The first time I visited Safwan Dahoul in his Dubai studio, I was overtaken with wonder as I looked all around me – the walls were lined with immense paintings, monumental works that seemed to gaze straight through me.
This time, as I wandered back into his world, there were no paintings on the walls or easels. Instead, they had been replaced with miniature canvases scattered throughout his studio: propped up on chairs, piled onto table tops and on the floor. The subjects were familiar and recognizably Safwan’s, painted in the same palette – black and white and all shades of grey. They’re part of his ongoing Dreams series and feature the same elegant species; round faces, beautiful eyes and features, but at a much smaller scale.
We began to chat as I was photographing the studio. He seemed really tired and explained he had been working non-stop to prepare for this exhibition, “Miniatures”, to get it all together in time for the opening tomorrow. We talked as we always do, me in broken Arabic and him in broken English.

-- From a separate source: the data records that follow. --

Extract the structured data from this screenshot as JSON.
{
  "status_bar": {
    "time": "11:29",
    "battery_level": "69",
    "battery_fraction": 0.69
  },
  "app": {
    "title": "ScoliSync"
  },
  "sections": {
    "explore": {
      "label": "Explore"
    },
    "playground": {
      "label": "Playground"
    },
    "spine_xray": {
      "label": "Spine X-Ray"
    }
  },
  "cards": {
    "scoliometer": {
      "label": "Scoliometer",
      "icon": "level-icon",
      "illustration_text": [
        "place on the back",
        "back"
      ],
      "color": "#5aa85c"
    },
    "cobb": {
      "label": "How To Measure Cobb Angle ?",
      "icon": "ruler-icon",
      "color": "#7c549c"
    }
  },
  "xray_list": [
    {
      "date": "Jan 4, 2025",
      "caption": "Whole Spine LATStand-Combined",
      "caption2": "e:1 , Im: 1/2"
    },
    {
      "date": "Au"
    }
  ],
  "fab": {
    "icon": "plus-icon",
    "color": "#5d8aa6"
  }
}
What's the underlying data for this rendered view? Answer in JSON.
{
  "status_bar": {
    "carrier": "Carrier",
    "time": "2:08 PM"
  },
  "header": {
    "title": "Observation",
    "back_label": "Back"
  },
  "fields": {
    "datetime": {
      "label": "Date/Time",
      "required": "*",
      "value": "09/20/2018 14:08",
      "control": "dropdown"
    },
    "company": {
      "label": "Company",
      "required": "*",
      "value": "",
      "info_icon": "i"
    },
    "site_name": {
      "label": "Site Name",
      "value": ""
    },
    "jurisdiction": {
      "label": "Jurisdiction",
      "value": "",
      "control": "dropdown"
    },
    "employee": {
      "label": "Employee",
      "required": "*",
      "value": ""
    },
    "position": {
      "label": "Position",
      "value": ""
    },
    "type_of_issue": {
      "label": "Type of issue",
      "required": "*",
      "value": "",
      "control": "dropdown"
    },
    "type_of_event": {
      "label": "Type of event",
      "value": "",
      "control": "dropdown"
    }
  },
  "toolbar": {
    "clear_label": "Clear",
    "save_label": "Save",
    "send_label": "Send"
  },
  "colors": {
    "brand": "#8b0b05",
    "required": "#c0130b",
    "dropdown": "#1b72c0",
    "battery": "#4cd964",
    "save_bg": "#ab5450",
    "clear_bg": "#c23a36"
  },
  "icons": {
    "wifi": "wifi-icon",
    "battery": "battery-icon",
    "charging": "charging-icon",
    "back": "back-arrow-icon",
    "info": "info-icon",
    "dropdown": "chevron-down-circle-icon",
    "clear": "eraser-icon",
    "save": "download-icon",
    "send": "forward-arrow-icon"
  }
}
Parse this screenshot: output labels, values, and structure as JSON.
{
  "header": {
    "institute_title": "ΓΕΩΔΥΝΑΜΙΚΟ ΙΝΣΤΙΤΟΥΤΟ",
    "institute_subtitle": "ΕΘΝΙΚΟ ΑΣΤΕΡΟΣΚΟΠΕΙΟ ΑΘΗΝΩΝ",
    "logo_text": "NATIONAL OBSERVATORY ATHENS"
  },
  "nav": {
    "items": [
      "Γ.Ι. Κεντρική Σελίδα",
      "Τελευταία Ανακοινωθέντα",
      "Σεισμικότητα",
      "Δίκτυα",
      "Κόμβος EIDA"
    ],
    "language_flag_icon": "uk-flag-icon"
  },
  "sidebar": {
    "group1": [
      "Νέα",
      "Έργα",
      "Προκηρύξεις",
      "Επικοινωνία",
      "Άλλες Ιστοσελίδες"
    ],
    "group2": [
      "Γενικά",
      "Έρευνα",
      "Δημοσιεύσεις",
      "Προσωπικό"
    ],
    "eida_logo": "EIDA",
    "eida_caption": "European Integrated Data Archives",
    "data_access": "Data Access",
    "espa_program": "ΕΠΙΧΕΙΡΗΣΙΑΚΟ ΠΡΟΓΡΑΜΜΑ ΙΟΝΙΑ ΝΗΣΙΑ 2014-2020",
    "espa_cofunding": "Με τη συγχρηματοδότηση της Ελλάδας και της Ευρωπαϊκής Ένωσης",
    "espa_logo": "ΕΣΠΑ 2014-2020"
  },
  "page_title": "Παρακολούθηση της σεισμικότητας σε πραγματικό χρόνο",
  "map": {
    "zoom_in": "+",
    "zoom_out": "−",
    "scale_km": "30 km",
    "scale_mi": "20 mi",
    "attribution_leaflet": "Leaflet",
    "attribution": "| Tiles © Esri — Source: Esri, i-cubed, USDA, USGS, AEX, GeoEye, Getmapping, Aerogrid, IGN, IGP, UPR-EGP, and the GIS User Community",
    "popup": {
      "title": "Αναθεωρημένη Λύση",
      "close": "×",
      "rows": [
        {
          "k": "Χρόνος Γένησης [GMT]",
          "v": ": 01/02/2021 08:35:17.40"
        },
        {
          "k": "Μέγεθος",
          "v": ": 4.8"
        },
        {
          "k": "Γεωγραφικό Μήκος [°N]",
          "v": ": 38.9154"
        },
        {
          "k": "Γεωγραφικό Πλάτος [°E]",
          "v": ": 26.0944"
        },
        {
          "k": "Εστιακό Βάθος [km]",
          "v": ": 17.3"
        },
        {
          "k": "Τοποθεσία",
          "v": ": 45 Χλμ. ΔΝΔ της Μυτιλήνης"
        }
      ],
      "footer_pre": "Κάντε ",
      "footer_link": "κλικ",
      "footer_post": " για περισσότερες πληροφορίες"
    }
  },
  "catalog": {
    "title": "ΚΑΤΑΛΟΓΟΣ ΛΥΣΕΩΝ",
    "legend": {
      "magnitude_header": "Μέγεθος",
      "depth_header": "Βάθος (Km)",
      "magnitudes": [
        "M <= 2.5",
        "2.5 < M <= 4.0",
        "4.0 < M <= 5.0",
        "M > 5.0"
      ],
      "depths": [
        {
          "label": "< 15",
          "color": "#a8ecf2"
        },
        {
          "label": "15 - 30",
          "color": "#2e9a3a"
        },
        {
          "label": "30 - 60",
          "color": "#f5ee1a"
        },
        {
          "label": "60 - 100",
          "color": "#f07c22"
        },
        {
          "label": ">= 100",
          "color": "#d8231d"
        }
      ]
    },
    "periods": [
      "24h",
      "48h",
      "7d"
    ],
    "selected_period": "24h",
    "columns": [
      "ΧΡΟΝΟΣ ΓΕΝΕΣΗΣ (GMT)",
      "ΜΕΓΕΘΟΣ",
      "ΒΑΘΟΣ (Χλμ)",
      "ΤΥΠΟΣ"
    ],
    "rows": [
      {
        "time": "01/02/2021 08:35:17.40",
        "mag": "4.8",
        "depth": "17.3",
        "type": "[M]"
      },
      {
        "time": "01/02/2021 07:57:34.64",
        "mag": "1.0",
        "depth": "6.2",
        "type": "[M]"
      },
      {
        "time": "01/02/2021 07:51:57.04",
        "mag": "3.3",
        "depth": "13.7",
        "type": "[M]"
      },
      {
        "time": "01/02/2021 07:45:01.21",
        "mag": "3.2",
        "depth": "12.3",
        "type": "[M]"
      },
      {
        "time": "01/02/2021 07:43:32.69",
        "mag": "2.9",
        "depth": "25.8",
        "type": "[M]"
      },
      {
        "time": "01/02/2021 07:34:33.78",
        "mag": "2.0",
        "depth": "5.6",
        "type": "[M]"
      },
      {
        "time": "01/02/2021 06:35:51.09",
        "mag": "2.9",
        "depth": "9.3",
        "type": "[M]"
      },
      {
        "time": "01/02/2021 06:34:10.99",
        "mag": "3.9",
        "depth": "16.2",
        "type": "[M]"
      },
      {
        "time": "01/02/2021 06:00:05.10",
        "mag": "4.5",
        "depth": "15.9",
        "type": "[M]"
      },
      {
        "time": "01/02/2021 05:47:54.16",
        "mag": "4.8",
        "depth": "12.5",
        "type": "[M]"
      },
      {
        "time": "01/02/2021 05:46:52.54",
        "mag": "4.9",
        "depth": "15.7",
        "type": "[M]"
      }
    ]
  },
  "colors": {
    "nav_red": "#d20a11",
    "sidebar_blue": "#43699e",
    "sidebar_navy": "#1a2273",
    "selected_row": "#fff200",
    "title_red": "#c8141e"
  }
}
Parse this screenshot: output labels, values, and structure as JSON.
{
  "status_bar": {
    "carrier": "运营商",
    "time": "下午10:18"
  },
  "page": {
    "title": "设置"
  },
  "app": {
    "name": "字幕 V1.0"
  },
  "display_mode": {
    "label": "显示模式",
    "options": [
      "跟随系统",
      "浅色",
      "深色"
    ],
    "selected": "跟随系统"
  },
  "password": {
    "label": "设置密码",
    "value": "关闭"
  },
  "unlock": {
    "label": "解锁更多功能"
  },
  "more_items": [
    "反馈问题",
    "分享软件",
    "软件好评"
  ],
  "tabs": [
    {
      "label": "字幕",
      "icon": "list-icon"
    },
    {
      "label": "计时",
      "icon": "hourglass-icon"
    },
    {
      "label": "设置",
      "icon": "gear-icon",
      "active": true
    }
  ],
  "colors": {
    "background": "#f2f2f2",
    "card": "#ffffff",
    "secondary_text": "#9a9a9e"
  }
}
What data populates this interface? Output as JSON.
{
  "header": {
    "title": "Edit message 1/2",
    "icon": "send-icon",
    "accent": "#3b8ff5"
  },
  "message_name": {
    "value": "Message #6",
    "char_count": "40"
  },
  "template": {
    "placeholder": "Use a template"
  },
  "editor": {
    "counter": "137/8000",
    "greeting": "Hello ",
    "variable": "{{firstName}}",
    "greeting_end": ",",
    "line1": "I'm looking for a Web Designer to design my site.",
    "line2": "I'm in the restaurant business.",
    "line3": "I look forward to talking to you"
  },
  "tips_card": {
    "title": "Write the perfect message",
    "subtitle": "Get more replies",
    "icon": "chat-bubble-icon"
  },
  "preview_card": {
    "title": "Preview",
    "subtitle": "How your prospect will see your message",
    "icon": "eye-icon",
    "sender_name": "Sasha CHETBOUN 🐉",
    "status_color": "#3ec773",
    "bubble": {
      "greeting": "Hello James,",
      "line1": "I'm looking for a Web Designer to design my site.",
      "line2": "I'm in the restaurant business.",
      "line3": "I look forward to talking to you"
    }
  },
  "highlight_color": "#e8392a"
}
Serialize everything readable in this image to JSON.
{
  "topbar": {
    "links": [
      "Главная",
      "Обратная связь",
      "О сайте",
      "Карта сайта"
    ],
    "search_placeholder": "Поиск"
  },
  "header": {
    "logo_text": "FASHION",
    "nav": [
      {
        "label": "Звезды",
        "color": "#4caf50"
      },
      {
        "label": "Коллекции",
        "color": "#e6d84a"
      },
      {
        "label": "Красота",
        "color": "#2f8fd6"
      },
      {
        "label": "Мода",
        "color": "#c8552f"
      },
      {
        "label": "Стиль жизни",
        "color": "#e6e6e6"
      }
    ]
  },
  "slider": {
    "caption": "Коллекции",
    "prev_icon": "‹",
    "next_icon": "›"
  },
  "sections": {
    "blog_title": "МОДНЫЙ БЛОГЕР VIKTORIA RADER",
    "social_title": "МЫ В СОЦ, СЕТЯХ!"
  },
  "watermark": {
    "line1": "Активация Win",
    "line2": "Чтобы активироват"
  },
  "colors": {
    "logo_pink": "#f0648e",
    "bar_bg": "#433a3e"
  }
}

As the conversation unraveled, I asked him why he has radically changed the dimensions of his paintings, with the largest one not even a square foot in size (almost only 1% of his larger works). He began to show a few of them to me, one at a time and up close. I realized that the expressions of many of the women were sad and somewhat fearful, and I noticed the element of water. “These are the women I usually paint, but now they represent Syrian refugees; these are the people of Damascus,” explained the artist. “The look, the silence, the fear… there’s always a lot of fear. Waiting for something unknown. When I think about it, the woman––now as a country––has changed. There’s uncertainty, there’s not much there, there’s someone falling… this is Damascus.”
“Miniatures” opens with a reception with the Artist 7-9 pm on Monday, January 9, at Ayyam Gallery in Al Serkal Avenue, Dubai.